Anthologica Universe Atlas / Forums / Terra Firma / Sanskrit corpus help needed.

? dhok posts: 235
, Alkali Metal message
It's probably a long shot posting this here, but I'm asking on the off chance that somebody might have some pointers.

On my desk is a booklet entitled Basic Greek Vocabulary, which is an alphabetical list of the most common thousand or so Ancient Greek words. I would be delighted if a list like this existed for Sanskrit, but so far I can't find one. What I have found is the Digital Corpus of Sanskrit, but never having worked with corpora before, I don't know how one would get a list of most common lemmas out of it. Does anyone have pointers?
? Rhetorica Your Writing System Sucks
posts: 1292
, Kelatetía message
I think you may like this. The Digital Corpus of Sanskrit only lets you list words from a given text or one at a time, and their sole downloadable, the FrameNet XML, is pretty much useless outside of a very limited range of computational linguistic analyses. (If that's the Sanskrit equivalent of Perseus, the field is doooomed.) It's not impossible to get the information you want from them, but it would require scraping and aggregating the results from each text.
? dhok posts: 235
, Alkali Metal message
quoting Rhetorica:
I think you may like this. The Digital Corpus of Sanskrit only lets you list words from a given text or one at a time, and their sole downloadable, the FrameNet XML, is pretty much useless outside of a very limited range of computational linguistic analyses. (If that's the Sanskrit equivalent of Perseus, the field is doooomed.) It's not impossible to get the information you want from them, but it would require scraping and aggregating the results from each text.

It's got potential.

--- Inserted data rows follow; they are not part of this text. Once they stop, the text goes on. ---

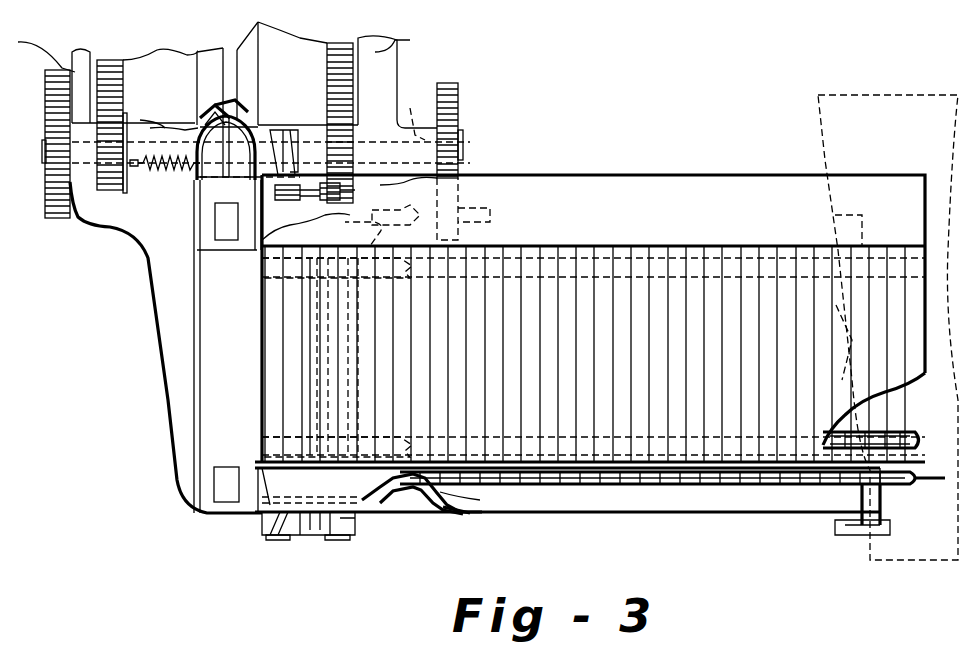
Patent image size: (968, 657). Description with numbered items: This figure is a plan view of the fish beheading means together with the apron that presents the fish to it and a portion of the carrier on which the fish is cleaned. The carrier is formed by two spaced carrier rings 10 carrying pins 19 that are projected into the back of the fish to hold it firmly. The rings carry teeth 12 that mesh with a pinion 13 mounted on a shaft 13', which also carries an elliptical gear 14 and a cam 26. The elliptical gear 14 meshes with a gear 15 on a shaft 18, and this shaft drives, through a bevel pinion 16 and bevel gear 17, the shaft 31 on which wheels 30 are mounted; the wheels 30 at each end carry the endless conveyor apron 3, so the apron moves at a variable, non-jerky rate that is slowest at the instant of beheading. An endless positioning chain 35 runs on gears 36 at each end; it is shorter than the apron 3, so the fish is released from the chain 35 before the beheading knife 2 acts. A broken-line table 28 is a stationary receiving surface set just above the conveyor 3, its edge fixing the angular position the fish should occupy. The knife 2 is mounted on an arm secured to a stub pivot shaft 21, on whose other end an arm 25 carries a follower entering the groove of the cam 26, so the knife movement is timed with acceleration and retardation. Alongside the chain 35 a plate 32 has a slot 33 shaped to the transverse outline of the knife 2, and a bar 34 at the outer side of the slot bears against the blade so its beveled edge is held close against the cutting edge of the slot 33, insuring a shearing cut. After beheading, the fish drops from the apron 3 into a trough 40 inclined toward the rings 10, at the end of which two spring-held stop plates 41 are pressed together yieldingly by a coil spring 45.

The be-heading knife 2 is at (385, 498).
The conveyor apron 3 is at (590, 318).
The carrier rings 10 is at (222, 75).
The teeth 12 is at (315, 92).
The pinion 13 is at (256, 163).
The shaft 13' is at (285, 112).
The elliptical gear 14 is at (458, 110).
The gear 15 is at (460, 205).
The bevel pinion 16 is at (412, 212).
The bevel gear 17 is at (300, 215).
The shaft 18 is at (492, 215).
The pins 19 is at (225, 105).
The stub pivot shaft 21 is at (335, 546).
The arm 25 is at (255, 240).
The cam 26 is at (288, 130).
The table 28 is at (825, 152).
The wheels 30 is at (278, 430).
The shaft 31 is at (315, 357).
The bar or plate 32 is at (665, 507).
The slot 33 is at (476, 501).
The bar 34 is at (425, 505).
The positioning chain 35 is at (675, 484).
The gears 36 is at (900, 500).
The trough 40 is at (222, 378).
The stop plates 41 is at (140, 140).
The coil spring 45 is at (168, 180).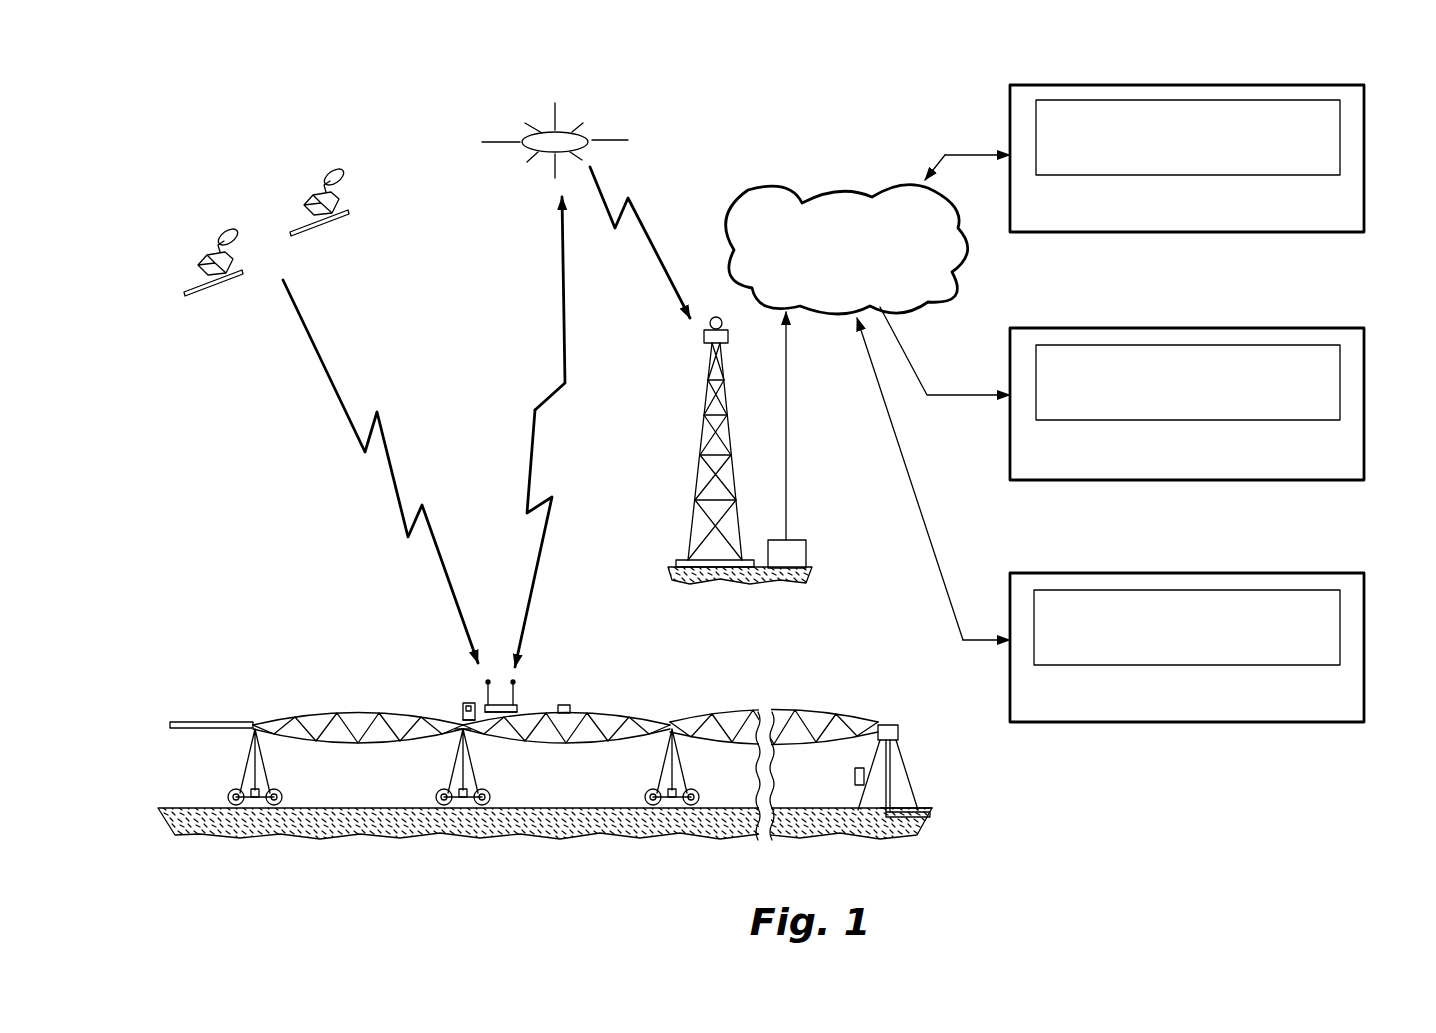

The other half of the problem is that all Sanskrit texts available are natural texts, which includes the language's infamous system of sandhi. I'll eat my hat if I can get a computer to work out that gajośvaścagrāmādāgacchathaḥ is really gajas aśvas ca grāmāt āgacchathas. There are some easy shortcuts you can take- is usually a final -m, -ḥ is usually -s or -r- but combine the whole system with Sanskrit's equally infamous love of compounds, and you've got a recipe for disaster.